The group has been in operation since at least late 2020 and is currently perceived as an active threat.

Espionage for Many Outcomes

Rozmann adds intelligence collection is a key component of any state-sponsored activity since it can help keep the leadership and Iranian intelligence agencies informed when strategizing/making plans against their targets.

“While we believe this actor is focused on intelligence collection, the collected data may be leveraged to support various activities, from hack-and-leak to enabling kinetic warfare attacks like those that have plagued the shipping industry in recent years,” according to Mandiant’s analysis.

Whether it remains covert or is leveraged for more overt operations, the intel opens up options for a threat actor. For example, targeting the government sector may provide access to sensitive strategic, political, or defense-related data that can be beneficial for future negotiations, exposed/sold, or leveraged against the victims.

Attribution to Iran’s Government?

While UNC3890 is almost certainly based in Iran, “we don’t have enough evidence to determine whether this is a state-backed threat,” Rozmann notes. “However, it is plausible, based on the actor’s geographical focus, the targeted sectors and the focus on intelligence collection.”

He adds that a typical cybercrime gang that’s financially motivated would probably be interested in other information, such as bank accounts, and use other methods, such as ransomware attacks.

“Furthermore, it would target a broader spectrum of sectors and geographies in an effort to maximize potential profit,” he says.

The United States, United Kingdom, and Australia have all recently warned that attacks from Iran-linked cyberattack groups have been ramping up operations.

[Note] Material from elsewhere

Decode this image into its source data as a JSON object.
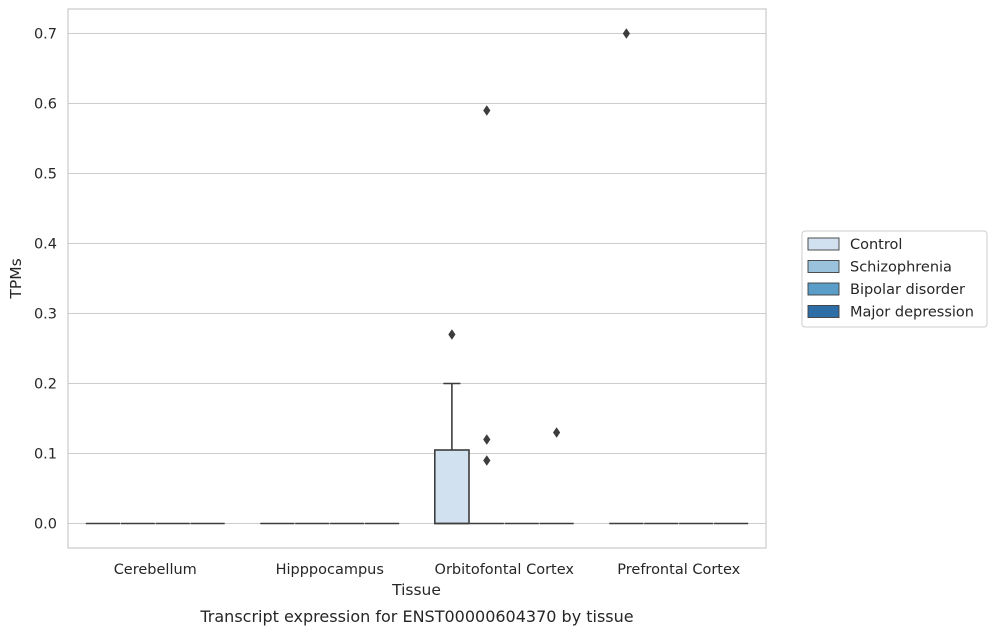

The Iranian state has been blamed for many prior efforts targeting civilians in Israel, including attacks on water infrastructure and on an insurance company.

In June, Microsoft disabled the Iran-linked Lebanese hacking group Polonium after it discovered the threat actors abusing its OneDrive personal storage service. Among the targeted organizations were those involved in critical manufacturing, transportation systems, financial services, IT, and Israel’s defense industry, the software giant says — all of which offered an avenue to carry out downstream supply chain attacks.